The Happy Few

The Long Take
2026

Il film finisce, e mentre esco dal cinema, svolto a destra verso casa. È una strada che ho percorso mille volte a Shanghai, ma diversa ogni volta. In continuo mutamento: una visione che non si ripete mai, un’infinita sequenza di incroci, senza alcun confine in vista.

Un minuto sono sotto le ombre screziate degli alberi, quello dopo mi scontro con il bagliore al neon di una strada dopo la pioggia.

The Long Take nasce da una singola osservazione: il modo in cui le piastrelle irregolari di una strada ci sorprendono in modi inattesi.

Siamo soliti pensare al confine come a una linea che separa, ma nella strada il confine è in realtà un luogo d’incontro. È dove la pietra dura del marciapiede incontra il ritmo morbido della vita.

Se queste strade sono quelle che percorriamo mille volte e tuttavia ogni istante è unico, cosa accade se intrecciamo tutti quei momenti individuali insieme?

Il gesto del vagare non richiede logica e non conosce fine. Quello che chiamiamo “confine” è in realtà una soglia che diventa un battito ritmico sotto il nostro passo.

Momenti frammentati e caotici vengono intrecciati in una singola linea, diventando la rappresentazione di una vita viva e piena.

I tappeti, con la memoria di due.
Ogni tappeto nasce come un piccolo pensiero — un colore ricordato, un motivo intravisto a metà, o una sensazione portata da un luogo familiare.

Con sede a Shanghai, The Happy Few non è solo una collezione di tappeti, ma un’estensione della nostra convinzione nel potere dell’osservare.

Traduciamo lo storytelling ambientale in un medium tattile, trasformando i ritmi fugaci della città in paesaggi intrecciati.

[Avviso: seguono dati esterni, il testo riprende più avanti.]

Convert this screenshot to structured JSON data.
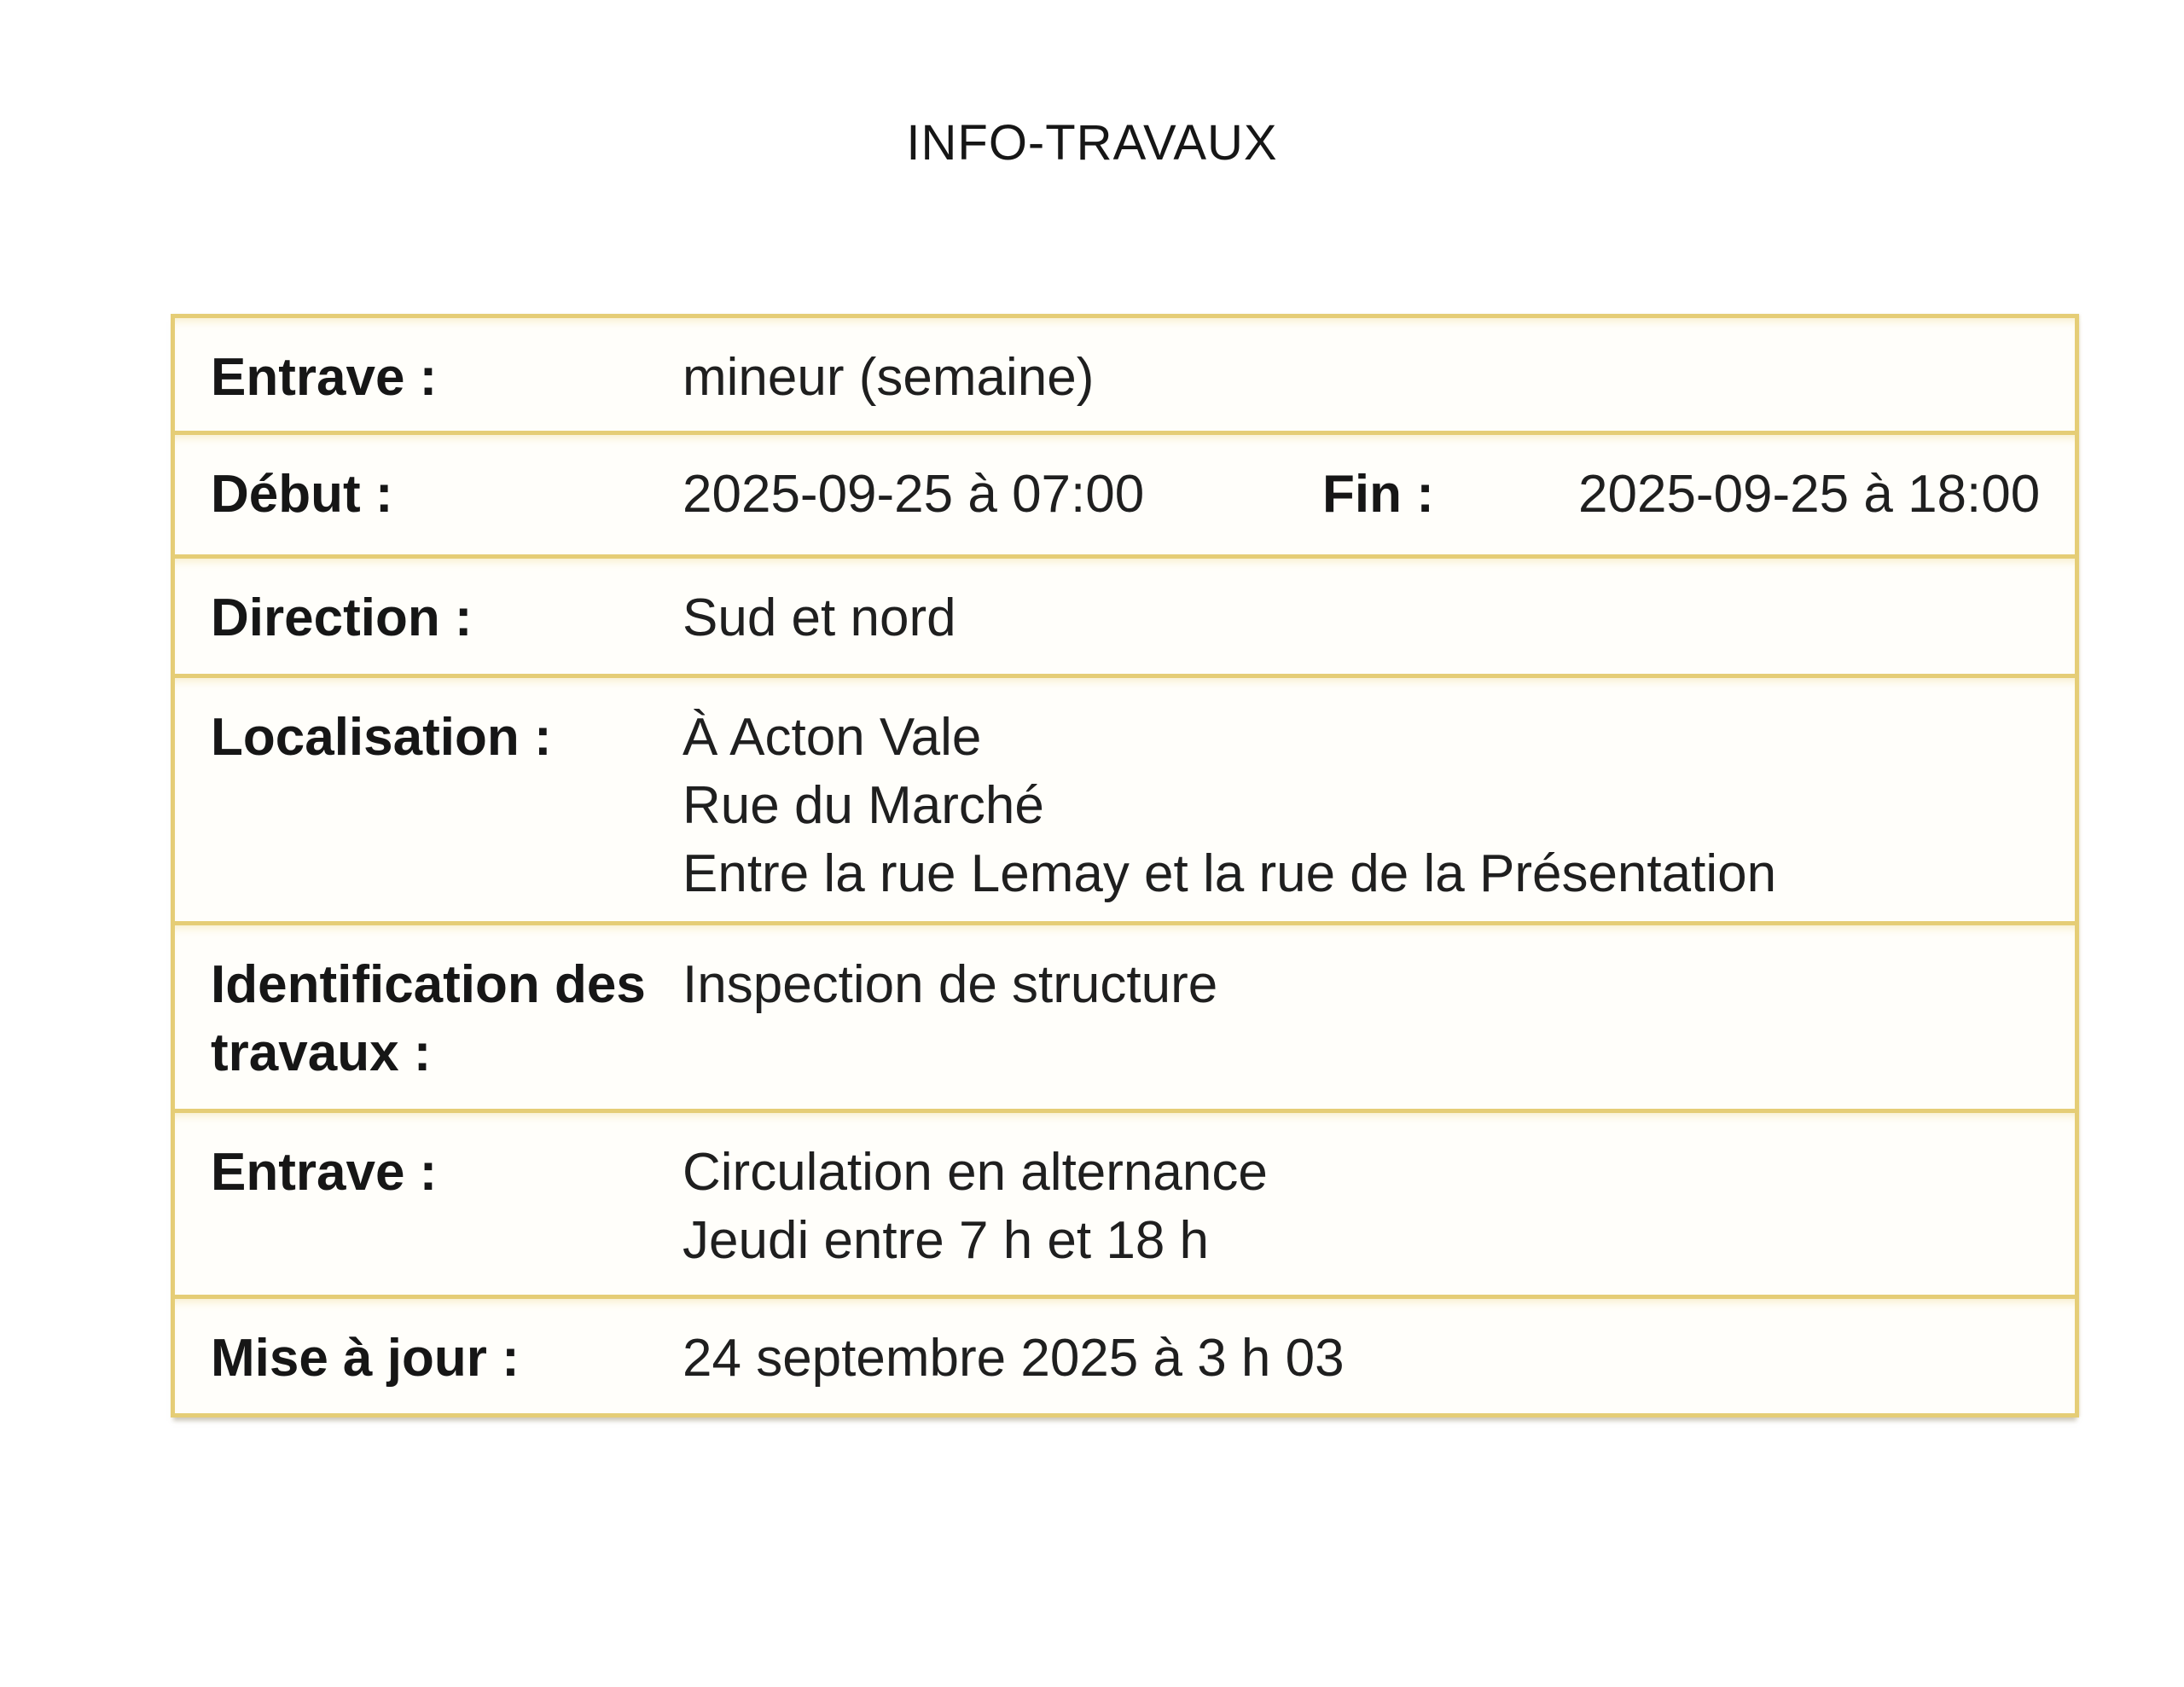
{
  "page": {
    "title": "INFO-TRAVAUX"
  },
  "colors": {
    "border_gold": "#e5cd76",
    "text": "#1b1b1b",
    "row_bg": "#fffefa",
    "page_bg": "#ffffff"
  },
  "table": {
    "rows": {
      "entrave1": {
        "label": "Entrave :",
        "value": "mineur (semaine)"
      },
      "periode": {
        "label_debut": "Début :",
        "value_debut": "2025-09-25 à 07:00",
        "label_fin": "Fin :",
        "value_fin": "2025-09-25 à 18:00"
      },
      "direction": {
        "label": "Direction :",
        "value": "Sud et nord"
      },
      "localisation": {
        "label": "Localisation :",
        "line1": "À Acton Vale",
        "line2": "Rue du Marché",
        "line3": "Entre la rue Lemay et la rue de la Présentation"
      },
      "identification": {
        "label": "Identification des travaux :",
        "value": "Inspection de structure"
      },
      "entrave2": {
        "label": "Entrave :",
        "line1": "Circulation en alternance",
        "line2": "Jeudi entre 7 h et 18 h"
      },
      "mise_a_jour": {
        "label": "Mise à jour :",
        "value": "24 septembre 2025 à 3 h 03"
      }
    }
  }
}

Tessuti lentamente a mano, questi ricordi prendono forma attraverso il filo, diventando qualcosa con cui vivere, non solo da guardare.

In questa esplorazione tra artigianato e collaborazione, materializziamo i momenti che scegliamo di portare con noi. Alcune storie svaniscono, altre restano sotto i nostri piedi — trattenute silenziosamente, come una memoria o due.